Если призадуматься над теми особенностями, которые обнаруживаются в факте этой независимости символа, то можно увидеть, насколько коммуникация символов отличается от привычных способов коммуникации знания в известных нам культурных механизмах. Здесь перед нами вообще какой-то другой принцип коммуникации, другой принцип построения самого коммуницируемого знания, принцип, о котором можно сказать следующее: завершенное знание вообще не может коммуницироваться, или – что если что-то "произойдет" и коммуницируется, то это незавершенное знание. Этот принцип, который
в "обратном" порядке реализуется применительно к культурам, здесь эксплицируется в отношении самого мыслительного содержания.
Завершенная мысль вообще не передается. Может передаваться незавершенная мысль, самому ее "автору" непонятная или не обязательно понятная. Во всяком случае, здесь по-иному действуют те особенности понимания и непонимания, о которых мы говорили выше.

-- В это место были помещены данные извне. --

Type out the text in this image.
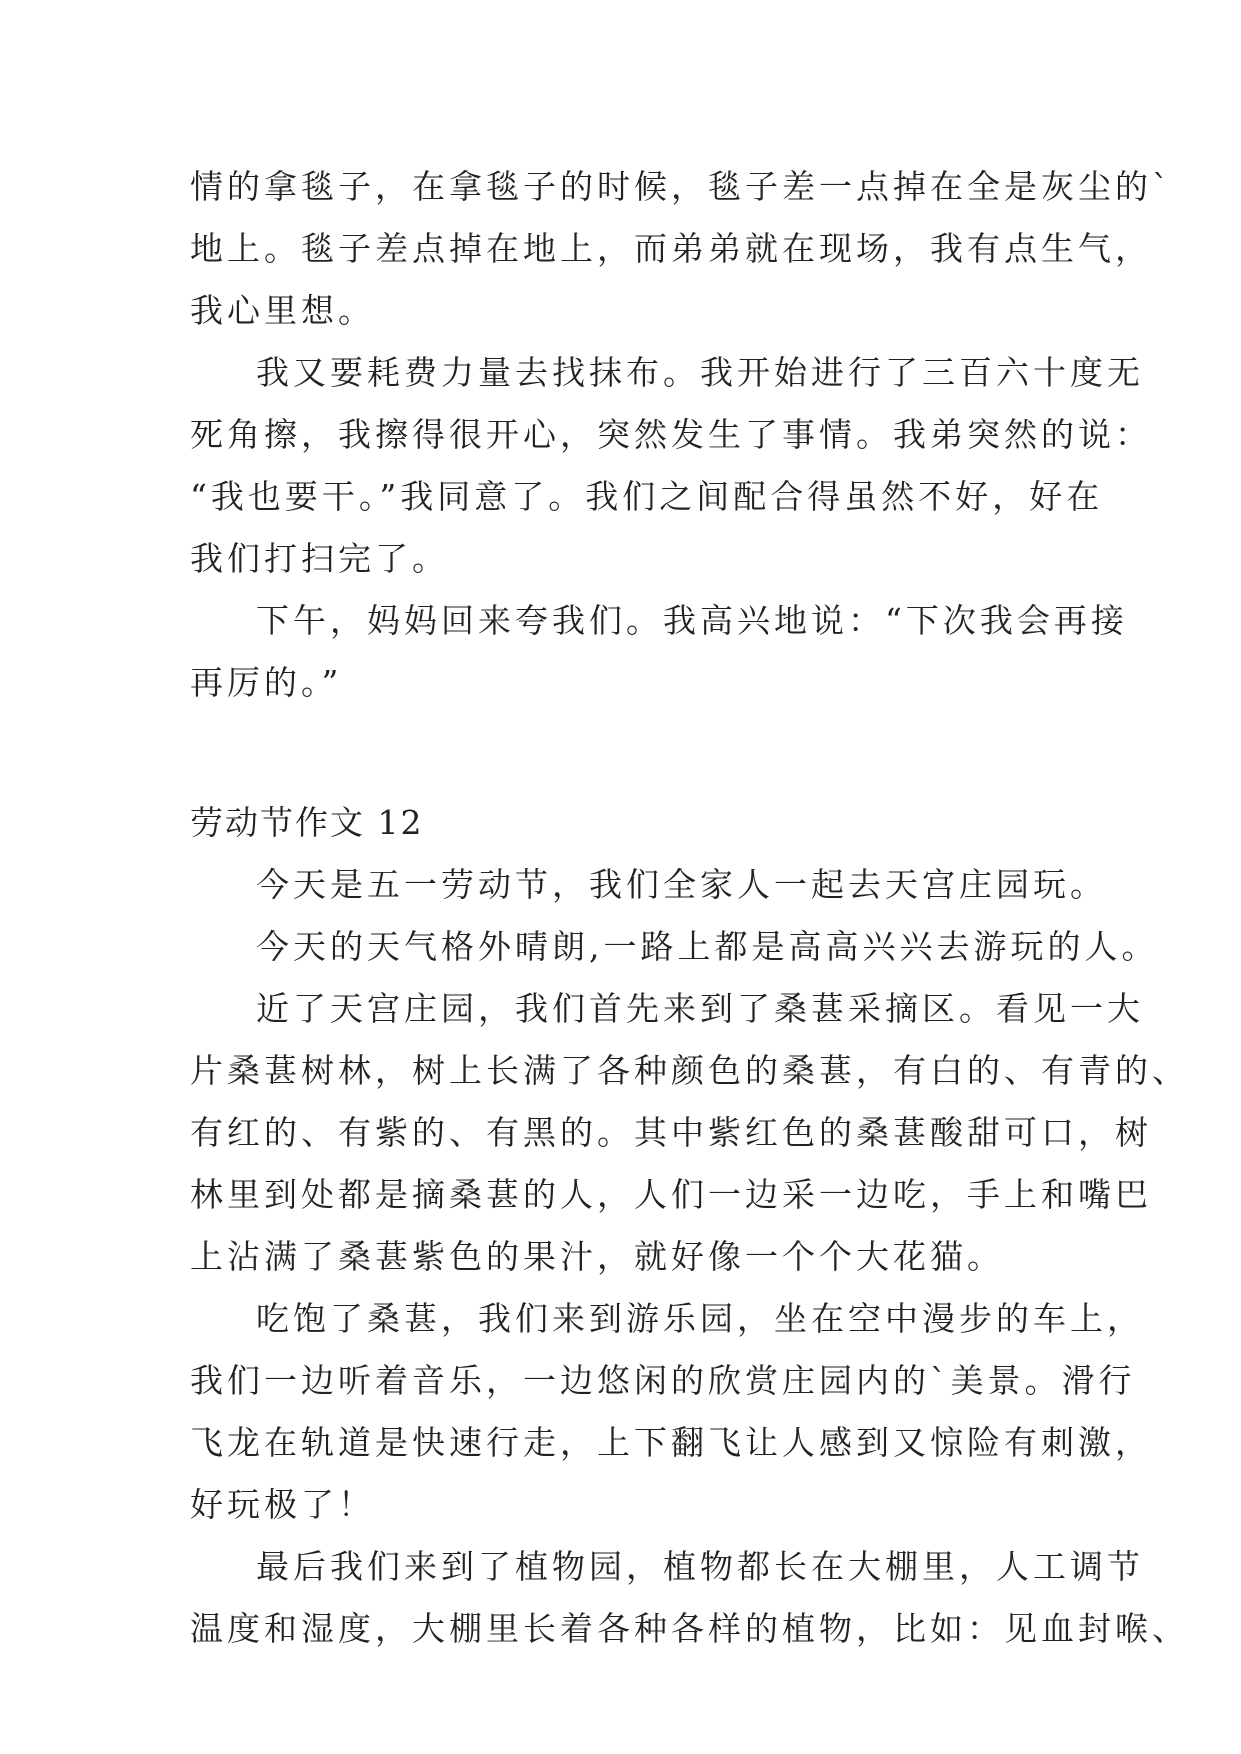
情的拿毯子，在拿毯子的时候，毯子差一点掉在全是灰尘的`
地上。毯子差点掉在地上，而弟弟就在现场，我有点生气，
我心里想。
我又要耗费力量去找抹布。我开始进行了三百六十度无
死角擦，我擦得很开心，突然发生了事情。我弟突然的说：
“我也要干。”我同意了。我们之间配合得虽然不好，好在
我们打扫完了。
下午，妈妈回来夸我们。我高兴地说：“下次我会再接
再厉的。”
劳动节作文 12
今天是五一劳动节，我们全家人一起去天宫庄园玩。
今天的天气格外晴朗,一路上都是高高兴兴去游玩的人。
近了天宫庄园，我们首先来到了桑葚采摘区。看见一大
片桑葚树林，树上长满了各种颜色的桑葚，有白的、有青的、
有红的、有紫的、有黑的。其中紫红色的桑葚酸甜可口，树
林里到处都是摘桑葚的人，人们一边采一边吃，手上和嘴巴
上沾满了桑葚紫色的果汁，就好像一个个大花猫。
吃饱了桑葚，我们来到游乐园，坐在空中漫步的车上，
我们一边听着音乐，一边悠闲的欣赏庄园内的`美景。滑行
飞龙在轨道是快速行走，上下翻飞让人感到又惊险有刺激，
好玩极了！
最后我们来到了植物园，植物都长在大棚里，人工调节
温度和湿度，大棚里长着各种各样的植物，比如：见血封喉、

В случае Шопенгауэра, как нам кажется, именно потому "воля" как символ и могла быть коммуницирована в историко-философской традиции, что за ней стоит нечто, чем Шопенгауэр сам не владел как мыслью, – нечто этим символом символизированное и в нем или через него данное.
Можно себе представить, что какие-то специфические философские символы фиксируют такую незавершенность и в операциях логического мышления. (То есть они выступают всегда там, в философской системе, где вырабатываются какие-то первоначальные условия для этих операций, которые сами этими операциями не являются.)
Нам кажется, что незавершенность мысли в этом случае связана прежде всего с неопределенностью символизируемого сознательного содержания, с неопределенностью, которая в философствовании часто выступает как незнание того, с чем на самом деле мы имеем дело сейчас – с сознанием или психикой?
Теперь мы вернемся к двум символам, "Я" и "смерть", но уже как к особым символам философии. Когда Будда говорил о том, что "Я" не существует, то он этим указывал на то, что он не знает такого состояния сознания, которое могло бы быть "Я". То есть если "Я" есть, то это должно относиться к состоянию сознания, но что такого состояния сознания он не знает. Попробуем теперь по аналогии рассмотреть "смерть". Мы могли бы предположить, что смерть существует как определенная структура сознания, но тогда "смерть" превращается из того, что по существу является центральным символом "европейской философии существования", в одну из десятков или сотен структур сознательной жизни. И когда мы говорим "нет “Я”" и когда мы говорим "есть смерть", здесь очень просто устанавливается аналогия двух явлений сознания: одно – негативное, другое – позитивное.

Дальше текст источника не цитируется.